Kotak also pointed to areas that could offset some of the pressure. As companies step up spending on AI, demand is likely to rise for work such as modernizing legacy systems, rebuilding data infrastructure so enterprise information can be used effectively by AI tools, and helping clients secure and fix systems as machine-led vulnerability discovery becomes more common.
The brokerage also sees scope for new revenue from broader generative AI deployments across business operations. Those opportunities play to areas where Indian IT firms have traditionally been stronger, including large-scale systems integration, domain-led consulting, and the management of complex technology transitions.
Project Glasswing could begin to redefine where value is created in both technology services and cybersecurity.
As AI begins to commoditize routine coding and vulnerability discovery, more value could shift toward higher-order work such as governance, risk management, and large-scale remediation.
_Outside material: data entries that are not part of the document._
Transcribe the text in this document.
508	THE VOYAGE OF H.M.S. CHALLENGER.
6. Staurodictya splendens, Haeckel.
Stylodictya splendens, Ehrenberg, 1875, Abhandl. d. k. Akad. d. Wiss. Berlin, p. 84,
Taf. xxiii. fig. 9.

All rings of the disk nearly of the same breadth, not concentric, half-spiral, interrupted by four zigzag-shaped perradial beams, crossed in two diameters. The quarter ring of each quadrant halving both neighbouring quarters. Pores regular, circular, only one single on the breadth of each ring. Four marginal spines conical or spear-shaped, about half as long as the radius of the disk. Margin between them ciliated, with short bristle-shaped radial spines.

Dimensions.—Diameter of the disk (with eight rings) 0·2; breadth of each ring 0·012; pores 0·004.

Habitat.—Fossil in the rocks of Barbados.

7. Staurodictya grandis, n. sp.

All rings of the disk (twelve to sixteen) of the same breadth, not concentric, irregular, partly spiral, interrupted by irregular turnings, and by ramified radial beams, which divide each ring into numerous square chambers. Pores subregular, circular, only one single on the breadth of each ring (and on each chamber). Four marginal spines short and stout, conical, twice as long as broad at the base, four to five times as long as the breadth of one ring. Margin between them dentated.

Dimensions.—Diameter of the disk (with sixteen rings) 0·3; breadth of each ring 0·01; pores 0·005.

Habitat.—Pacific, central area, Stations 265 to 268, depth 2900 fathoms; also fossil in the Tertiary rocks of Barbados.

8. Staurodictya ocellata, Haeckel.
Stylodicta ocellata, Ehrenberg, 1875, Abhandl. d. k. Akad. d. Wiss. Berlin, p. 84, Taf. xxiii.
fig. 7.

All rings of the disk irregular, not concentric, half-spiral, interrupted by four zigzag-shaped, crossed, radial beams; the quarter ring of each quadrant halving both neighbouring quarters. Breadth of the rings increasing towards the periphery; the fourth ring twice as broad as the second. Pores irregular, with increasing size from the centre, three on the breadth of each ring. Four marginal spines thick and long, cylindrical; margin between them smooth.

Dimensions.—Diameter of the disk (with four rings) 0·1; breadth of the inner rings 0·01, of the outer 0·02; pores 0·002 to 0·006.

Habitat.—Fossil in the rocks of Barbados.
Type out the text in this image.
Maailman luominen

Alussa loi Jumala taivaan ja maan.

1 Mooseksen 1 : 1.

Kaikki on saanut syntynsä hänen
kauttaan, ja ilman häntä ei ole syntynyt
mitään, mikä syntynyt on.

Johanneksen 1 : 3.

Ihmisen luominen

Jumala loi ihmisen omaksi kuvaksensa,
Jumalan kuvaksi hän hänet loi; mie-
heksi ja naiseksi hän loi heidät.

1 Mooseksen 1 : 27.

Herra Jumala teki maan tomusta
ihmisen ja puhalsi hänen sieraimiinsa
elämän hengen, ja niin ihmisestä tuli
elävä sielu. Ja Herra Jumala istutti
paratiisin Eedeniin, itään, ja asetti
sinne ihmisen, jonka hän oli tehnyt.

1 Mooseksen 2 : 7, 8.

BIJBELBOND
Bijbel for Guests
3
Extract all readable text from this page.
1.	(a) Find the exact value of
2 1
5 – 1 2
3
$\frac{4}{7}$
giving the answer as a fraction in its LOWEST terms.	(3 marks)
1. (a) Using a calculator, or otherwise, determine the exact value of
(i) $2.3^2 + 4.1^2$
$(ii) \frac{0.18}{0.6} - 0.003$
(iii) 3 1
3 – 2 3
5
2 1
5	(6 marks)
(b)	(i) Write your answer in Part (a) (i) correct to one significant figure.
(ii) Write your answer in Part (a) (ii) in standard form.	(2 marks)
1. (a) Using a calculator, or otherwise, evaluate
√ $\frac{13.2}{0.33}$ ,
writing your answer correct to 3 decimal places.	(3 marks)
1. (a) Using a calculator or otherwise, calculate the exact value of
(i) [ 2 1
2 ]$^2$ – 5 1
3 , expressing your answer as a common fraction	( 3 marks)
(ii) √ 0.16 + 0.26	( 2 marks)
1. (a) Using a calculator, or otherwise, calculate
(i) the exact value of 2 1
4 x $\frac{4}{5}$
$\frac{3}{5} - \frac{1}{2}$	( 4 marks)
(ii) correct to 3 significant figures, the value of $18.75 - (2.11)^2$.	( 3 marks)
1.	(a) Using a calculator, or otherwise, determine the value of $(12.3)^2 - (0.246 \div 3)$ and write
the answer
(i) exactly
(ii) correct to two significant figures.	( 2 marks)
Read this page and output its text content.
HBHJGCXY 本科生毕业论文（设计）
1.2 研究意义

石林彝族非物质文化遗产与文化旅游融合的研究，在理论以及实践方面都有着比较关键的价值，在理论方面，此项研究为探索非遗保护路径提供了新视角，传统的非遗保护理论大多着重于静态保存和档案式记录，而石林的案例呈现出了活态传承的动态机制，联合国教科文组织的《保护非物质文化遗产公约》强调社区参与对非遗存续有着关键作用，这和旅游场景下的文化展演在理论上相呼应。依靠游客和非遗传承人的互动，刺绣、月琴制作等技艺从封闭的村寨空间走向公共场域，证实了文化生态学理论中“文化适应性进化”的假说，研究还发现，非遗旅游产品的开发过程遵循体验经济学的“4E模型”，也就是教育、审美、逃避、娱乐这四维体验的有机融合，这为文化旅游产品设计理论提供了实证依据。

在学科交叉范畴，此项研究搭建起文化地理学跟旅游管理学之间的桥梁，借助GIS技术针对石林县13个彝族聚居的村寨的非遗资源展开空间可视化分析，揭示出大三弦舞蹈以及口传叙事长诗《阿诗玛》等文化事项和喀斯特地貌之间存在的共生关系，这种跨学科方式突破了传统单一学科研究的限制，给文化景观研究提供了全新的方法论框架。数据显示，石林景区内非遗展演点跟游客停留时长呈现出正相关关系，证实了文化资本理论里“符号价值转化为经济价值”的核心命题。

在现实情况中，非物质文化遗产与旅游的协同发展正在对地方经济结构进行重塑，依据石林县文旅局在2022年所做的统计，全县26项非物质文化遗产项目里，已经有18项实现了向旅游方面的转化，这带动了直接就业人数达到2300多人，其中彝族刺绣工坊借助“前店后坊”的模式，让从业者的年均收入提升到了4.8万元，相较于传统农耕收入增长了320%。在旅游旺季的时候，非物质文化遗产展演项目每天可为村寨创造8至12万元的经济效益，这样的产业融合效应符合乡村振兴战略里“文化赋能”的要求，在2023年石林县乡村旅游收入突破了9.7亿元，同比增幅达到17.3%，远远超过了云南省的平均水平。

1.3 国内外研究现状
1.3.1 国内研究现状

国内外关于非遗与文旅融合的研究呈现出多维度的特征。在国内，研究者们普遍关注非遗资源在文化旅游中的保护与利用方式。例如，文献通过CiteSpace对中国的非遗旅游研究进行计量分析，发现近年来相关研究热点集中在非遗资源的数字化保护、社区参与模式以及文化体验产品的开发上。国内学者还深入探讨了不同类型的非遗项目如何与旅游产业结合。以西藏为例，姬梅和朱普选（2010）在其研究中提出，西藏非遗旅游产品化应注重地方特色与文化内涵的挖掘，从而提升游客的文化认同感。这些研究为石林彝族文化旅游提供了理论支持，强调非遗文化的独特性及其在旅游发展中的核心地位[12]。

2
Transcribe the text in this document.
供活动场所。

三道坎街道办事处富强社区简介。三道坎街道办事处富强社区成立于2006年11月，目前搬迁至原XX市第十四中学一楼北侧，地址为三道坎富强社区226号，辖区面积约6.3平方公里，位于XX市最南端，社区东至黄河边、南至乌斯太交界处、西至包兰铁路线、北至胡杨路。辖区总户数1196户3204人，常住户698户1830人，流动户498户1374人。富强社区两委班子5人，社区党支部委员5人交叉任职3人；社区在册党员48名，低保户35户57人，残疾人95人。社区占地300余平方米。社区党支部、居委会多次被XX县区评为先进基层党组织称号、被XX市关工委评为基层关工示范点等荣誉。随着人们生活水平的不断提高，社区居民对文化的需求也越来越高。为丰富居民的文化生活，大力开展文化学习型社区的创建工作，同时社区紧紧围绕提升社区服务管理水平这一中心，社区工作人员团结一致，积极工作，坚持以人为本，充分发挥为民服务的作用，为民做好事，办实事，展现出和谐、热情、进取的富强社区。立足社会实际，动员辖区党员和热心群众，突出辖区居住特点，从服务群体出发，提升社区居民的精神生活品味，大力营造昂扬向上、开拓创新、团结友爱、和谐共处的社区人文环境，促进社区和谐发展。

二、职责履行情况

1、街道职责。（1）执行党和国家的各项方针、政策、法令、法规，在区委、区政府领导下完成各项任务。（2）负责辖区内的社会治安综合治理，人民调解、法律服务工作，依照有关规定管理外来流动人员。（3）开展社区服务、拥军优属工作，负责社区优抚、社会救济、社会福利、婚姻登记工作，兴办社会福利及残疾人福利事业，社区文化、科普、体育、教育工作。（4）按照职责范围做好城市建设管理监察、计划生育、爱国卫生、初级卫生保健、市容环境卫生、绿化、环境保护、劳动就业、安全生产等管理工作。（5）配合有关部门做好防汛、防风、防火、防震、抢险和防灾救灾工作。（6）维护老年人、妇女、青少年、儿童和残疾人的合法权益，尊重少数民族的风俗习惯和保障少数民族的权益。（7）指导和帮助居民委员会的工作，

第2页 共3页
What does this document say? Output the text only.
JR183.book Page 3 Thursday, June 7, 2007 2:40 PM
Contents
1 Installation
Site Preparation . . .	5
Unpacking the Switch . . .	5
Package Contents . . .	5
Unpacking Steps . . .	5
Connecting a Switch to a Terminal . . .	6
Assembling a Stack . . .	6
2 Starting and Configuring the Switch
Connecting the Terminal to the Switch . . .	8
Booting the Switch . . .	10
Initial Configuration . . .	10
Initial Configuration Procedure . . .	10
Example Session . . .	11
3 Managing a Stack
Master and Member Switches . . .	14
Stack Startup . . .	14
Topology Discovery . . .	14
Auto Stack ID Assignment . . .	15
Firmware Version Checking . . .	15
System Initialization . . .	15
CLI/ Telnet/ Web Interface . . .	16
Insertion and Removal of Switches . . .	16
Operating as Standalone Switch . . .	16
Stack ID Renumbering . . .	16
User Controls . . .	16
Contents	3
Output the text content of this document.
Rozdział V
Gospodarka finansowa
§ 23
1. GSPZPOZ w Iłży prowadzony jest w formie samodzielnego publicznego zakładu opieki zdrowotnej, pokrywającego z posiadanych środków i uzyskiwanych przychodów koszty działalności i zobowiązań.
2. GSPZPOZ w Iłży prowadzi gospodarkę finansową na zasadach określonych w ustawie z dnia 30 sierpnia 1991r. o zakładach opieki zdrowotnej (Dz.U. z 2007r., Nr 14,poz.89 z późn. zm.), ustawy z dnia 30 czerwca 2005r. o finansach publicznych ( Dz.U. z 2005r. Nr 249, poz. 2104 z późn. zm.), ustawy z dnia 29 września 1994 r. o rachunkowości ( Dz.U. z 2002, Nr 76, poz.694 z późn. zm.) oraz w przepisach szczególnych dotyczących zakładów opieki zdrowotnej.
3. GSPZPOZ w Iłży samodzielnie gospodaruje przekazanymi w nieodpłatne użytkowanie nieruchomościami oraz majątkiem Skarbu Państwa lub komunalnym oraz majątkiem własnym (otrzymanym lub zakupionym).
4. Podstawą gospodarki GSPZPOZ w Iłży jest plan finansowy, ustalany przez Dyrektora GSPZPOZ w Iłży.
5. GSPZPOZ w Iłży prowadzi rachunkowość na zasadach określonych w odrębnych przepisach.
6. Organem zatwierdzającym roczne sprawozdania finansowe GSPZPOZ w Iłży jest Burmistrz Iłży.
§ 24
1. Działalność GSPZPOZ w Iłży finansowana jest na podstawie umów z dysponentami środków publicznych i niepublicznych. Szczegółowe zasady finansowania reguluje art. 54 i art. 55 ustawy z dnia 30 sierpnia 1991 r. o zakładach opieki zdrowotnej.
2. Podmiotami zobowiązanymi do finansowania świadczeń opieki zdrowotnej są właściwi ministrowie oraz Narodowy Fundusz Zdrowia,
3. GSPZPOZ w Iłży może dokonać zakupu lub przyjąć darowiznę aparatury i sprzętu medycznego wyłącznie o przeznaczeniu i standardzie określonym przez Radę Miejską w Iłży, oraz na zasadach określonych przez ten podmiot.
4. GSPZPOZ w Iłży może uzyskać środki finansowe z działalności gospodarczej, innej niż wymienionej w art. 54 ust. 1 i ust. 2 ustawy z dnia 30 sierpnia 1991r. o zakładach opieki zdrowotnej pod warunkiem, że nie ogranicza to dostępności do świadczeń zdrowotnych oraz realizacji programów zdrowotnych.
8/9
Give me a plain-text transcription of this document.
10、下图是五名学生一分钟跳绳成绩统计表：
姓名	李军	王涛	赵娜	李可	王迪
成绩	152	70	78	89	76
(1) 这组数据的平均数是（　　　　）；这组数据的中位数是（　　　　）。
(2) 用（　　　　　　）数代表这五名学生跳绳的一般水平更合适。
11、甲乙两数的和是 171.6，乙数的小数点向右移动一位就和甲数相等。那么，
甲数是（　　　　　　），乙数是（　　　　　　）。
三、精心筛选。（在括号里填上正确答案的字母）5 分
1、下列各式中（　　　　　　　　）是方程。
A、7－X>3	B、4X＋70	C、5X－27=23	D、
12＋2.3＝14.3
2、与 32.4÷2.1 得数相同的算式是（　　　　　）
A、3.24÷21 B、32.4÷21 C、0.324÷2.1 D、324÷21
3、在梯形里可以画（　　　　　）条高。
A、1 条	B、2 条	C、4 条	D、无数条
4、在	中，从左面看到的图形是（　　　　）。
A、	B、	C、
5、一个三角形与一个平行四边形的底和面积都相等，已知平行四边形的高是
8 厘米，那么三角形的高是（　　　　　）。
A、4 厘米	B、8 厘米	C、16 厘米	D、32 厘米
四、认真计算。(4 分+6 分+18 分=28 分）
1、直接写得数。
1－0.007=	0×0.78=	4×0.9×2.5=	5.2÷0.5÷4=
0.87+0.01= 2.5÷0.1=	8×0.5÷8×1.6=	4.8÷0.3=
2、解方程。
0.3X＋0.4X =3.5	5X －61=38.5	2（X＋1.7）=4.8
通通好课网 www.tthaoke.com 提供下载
The initiative may signal a repricing of the IT services model. Companies that rely heavily on labor-intensive execution may face margin pressure, while those that pivot toward AI-led transformation and security services could find new growth avenues.
Rather than signaling an immediate downturn for Indian IT, Project Glasswing may mark the beginning of a structural transition. Kotak’s analysis points to a dual reality: near-term disruption in traditional service lines alongside longer-term opportunities driven by enterprise AI adoption.